Deregulated macromolecular homeostasis
Once genes are successfully transcribed, the resulting RNA can be modified via alternative splicing to generate multiple protein variants which may have different cellular functions or properties. When RNA is decoded to proteins, translational infidelity promotes protein errors which may result in dysfunctional proteins. Along with defects in protein folding or other damages to the protein structure, protein stress response pathways such as the unfolded protein response or the heat shock response are being activated to initiate refolding or removal of damaged proteins and avoid accumulation of harmful aggregates. Various mechanisms have evolved to degrade dysfunctional macromolecules and organelles, via the ubiquitin proteasome system or the autophagy lysosomal pathway.

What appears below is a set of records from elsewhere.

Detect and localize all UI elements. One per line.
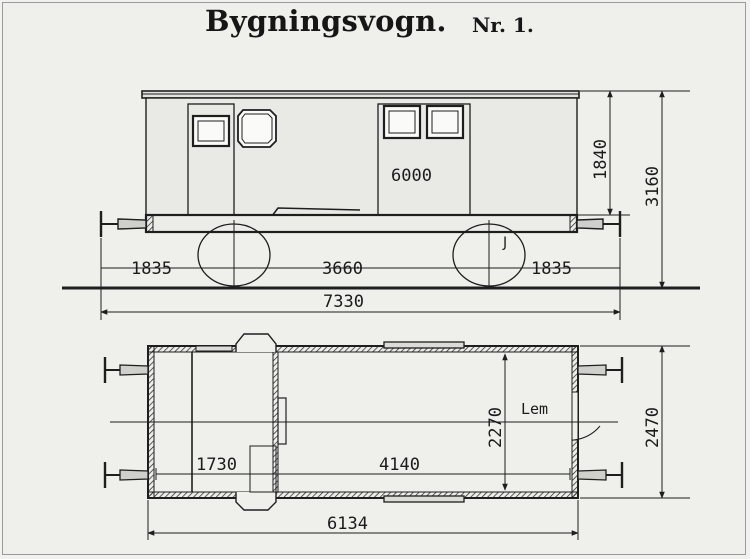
buffer-left: [99, 211, 147, 237]
sliding-door-top: [383, 341, 465, 349]
plan-view: 2270 Lem 1730 4140 2470 6134: [103, 333, 690, 540]
car-number: 6000: [391, 166, 432, 186]
dim-total-height: 3160: [643, 166, 663, 207]
dim-inner-width: 2270: [486, 407, 506, 448]
underframe: [144, 213, 579, 234]
dim-overhang-right: 1835: [531, 259, 572, 279]
dim-compartment: 1730: [196, 455, 237, 475]
vestibule-top: [235, 333, 277, 352]
dim-length-over-buffers: 7330: [323, 292, 364, 312]
wheel-mark: J: [502, 235, 507, 251]
vestibule-bottom: [235, 492, 277, 511]
dim-overhang-left: 1835: [131, 259, 172, 279]
dim-wheelbase: 3660: [322, 259, 363, 279]
side-view: 6000 J 1835 3660 1: [62, 90, 700, 320]
plan-buffers-right: [577, 357, 624, 488]
floor-hatch-label: Lem: [521, 400, 548, 418]
dim-body-height: 1840: [591, 139, 611, 180]
drawing-number: Nr. 1.: [472, 13, 534, 37]
plan-buffers-left: [103, 357, 149, 488]
drawing-title: Bygningsvogn.: [205, 4, 447, 38]
car-body: [145, 97, 578, 216]
dim-body-length: 6134: [327, 514, 368, 534]
dim-main-room: 4140: [379, 455, 420, 475]
dim-outer-width: 2470: [643, 407, 663, 448]
sliding-door-bottom: [383, 495, 465, 503]
window: [237, 109, 277, 148]
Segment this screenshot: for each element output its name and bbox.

Each cell in an organism contains the exact same genome, yet can possess vastly different properties and perform vastly different functions. This is possible because the DNA is coiled around histone proteins into a secondary structure, called chromatin, which serves to condense the genomic DNA and control its transcription. Regulation of chromatin through modifications like DNA methylation or histone acetylation is therefore critical for gene expression, and changes in chromatin structure can result transcriptional defects.
The genome is organized in chromosomes which carry the information required to build a functional organism, encoded in its DNA. Various stresses, like radiation and free radicals can lead to physical alterations in DNA structure, such as breaks, crosslinks, and other modifications, and several sophisticated mechanisms have evolved to repair such damage. During cell division, a copy of the entire genome is generated and any remaining damage can increase the risk for errors in the DNA replication process. These errors can comprise single point mutations in the genetic code, but also include chromosomal aberrations, transpositions and copy number variation. In addition, the ends of chromosomes are protected by structures called telomeres, which also get damaged and eroded with each cell division.